Did you say “politics?” All are free to look up my failed FEC PAC at www.fec.gov. The idea was to raise a few million and make like Ralph Nader. The difference was I’m not a Republican [Nazis] or Democrat [Mafia]. I thought I could start a joke of the Third Party. Instead, I ended up a Lieutenant in General Jeff’s Skid Row Army.


When Jeff and “Soldier Boy” approached incognito at Main & Cesar Chavez, I believe I said, “I like sleeping on Chinatown bus benches; Skid Row is not my style.” Later, when a guy in Union Station said, “I’m an old Black Panther. I’m a communist” my response was, “Nice to meet you” and I shook his hand. This went down right alongside friendly chats with KABC 790 people, and many may have noticed their leftward drift since.


When it comes to bipartisan rhetorical head chopping, I’ve been known to refer to former President Obama as “That skinny little Mafia [N-word] from Chicago” in the same breath as calling the new guy simply “The Incompetent.” This could have, in a different dimension left me a fan of Alex Jones podcast, but in this world I say, “That guy is nuts.” Yes, when a certain Arabic TV network was approached and quizzed, the assignment was to cover “Some demonstration” and the guy seemed to care little about alleged “news” content.

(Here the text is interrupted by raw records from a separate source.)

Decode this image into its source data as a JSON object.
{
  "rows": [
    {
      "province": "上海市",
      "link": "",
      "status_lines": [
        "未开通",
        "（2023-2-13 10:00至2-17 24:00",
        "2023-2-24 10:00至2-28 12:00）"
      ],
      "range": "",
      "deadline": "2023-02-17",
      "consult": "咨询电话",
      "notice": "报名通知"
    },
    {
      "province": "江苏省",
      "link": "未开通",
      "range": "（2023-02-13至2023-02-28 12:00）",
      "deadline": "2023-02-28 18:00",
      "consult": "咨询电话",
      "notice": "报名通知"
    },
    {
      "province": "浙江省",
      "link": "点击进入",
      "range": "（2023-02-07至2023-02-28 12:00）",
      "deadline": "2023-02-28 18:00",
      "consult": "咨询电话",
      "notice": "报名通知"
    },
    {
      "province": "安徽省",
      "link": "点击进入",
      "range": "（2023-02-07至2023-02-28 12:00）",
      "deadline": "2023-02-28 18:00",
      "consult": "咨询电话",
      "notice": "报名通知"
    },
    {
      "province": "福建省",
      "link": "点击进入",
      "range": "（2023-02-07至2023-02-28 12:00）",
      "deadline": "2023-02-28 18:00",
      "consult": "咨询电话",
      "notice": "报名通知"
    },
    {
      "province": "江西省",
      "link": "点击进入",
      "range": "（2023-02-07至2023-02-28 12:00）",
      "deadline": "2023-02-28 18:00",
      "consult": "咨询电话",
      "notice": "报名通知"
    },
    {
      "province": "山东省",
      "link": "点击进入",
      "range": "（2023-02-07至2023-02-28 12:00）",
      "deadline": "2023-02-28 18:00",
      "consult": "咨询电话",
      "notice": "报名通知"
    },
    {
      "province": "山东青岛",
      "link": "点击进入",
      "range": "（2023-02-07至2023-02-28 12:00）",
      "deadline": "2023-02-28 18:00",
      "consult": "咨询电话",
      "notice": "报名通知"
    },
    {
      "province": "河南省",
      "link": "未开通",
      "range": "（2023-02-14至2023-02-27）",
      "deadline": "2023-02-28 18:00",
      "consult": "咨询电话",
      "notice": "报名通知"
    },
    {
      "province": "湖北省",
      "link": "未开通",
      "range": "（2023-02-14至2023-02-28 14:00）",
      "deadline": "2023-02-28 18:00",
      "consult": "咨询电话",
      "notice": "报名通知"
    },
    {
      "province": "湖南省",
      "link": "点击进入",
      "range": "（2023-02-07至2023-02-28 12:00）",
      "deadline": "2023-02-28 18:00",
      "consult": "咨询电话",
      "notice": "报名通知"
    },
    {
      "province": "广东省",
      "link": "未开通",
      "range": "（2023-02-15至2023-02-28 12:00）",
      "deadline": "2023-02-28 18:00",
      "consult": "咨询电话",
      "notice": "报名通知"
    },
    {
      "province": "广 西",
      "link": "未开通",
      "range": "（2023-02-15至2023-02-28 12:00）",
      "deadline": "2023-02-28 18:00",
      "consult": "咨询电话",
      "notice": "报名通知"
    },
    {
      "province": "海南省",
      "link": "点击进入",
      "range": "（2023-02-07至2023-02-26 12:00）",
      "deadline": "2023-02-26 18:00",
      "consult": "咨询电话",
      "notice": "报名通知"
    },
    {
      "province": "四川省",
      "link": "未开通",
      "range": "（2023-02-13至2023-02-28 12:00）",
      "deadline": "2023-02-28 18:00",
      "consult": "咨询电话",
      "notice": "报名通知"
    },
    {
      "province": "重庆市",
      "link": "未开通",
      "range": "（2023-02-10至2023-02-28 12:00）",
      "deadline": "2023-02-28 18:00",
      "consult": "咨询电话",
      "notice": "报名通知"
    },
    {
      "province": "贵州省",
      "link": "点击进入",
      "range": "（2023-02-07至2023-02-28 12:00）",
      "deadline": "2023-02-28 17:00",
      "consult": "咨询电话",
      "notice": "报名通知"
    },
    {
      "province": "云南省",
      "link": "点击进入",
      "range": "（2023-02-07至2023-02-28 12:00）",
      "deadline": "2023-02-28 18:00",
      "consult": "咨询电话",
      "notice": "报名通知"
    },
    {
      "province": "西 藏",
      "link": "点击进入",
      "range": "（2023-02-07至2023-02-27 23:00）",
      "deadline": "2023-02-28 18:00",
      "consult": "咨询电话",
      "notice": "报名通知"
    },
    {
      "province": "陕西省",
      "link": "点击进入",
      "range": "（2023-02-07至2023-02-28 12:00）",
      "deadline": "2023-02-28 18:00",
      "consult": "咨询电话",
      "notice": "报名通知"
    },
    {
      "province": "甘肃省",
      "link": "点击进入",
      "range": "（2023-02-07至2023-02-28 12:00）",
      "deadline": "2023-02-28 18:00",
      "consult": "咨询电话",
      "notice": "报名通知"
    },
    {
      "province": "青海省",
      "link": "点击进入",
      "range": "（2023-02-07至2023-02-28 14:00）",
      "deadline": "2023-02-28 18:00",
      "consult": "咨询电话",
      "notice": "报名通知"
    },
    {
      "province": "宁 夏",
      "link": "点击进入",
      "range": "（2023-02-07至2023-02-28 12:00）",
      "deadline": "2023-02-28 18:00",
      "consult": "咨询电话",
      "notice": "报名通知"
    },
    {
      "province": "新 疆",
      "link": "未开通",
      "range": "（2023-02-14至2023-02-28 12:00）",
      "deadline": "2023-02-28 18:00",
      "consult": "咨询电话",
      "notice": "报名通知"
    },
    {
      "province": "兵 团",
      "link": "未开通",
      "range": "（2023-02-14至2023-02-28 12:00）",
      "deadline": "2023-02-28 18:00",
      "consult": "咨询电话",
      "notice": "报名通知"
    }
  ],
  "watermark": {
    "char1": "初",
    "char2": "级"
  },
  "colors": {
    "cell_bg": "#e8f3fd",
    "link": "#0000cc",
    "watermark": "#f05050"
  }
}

The way spies play it in USA, I was also penalized for chatting with a female Univision reporter and her cameraman when CHARTER COMMUNICATIONS removed them from my cable box. She was later promoted to the anchor desk, and thank God a Swiss woman got me out of the hellhole you call “Los Angeles.” If you’d like to visit Saint Louis, know that our River Des Peres looks just like the LA River, but we already have jogging paths. I’d recommend a surgical mask because on a bad day it smells like all of LA.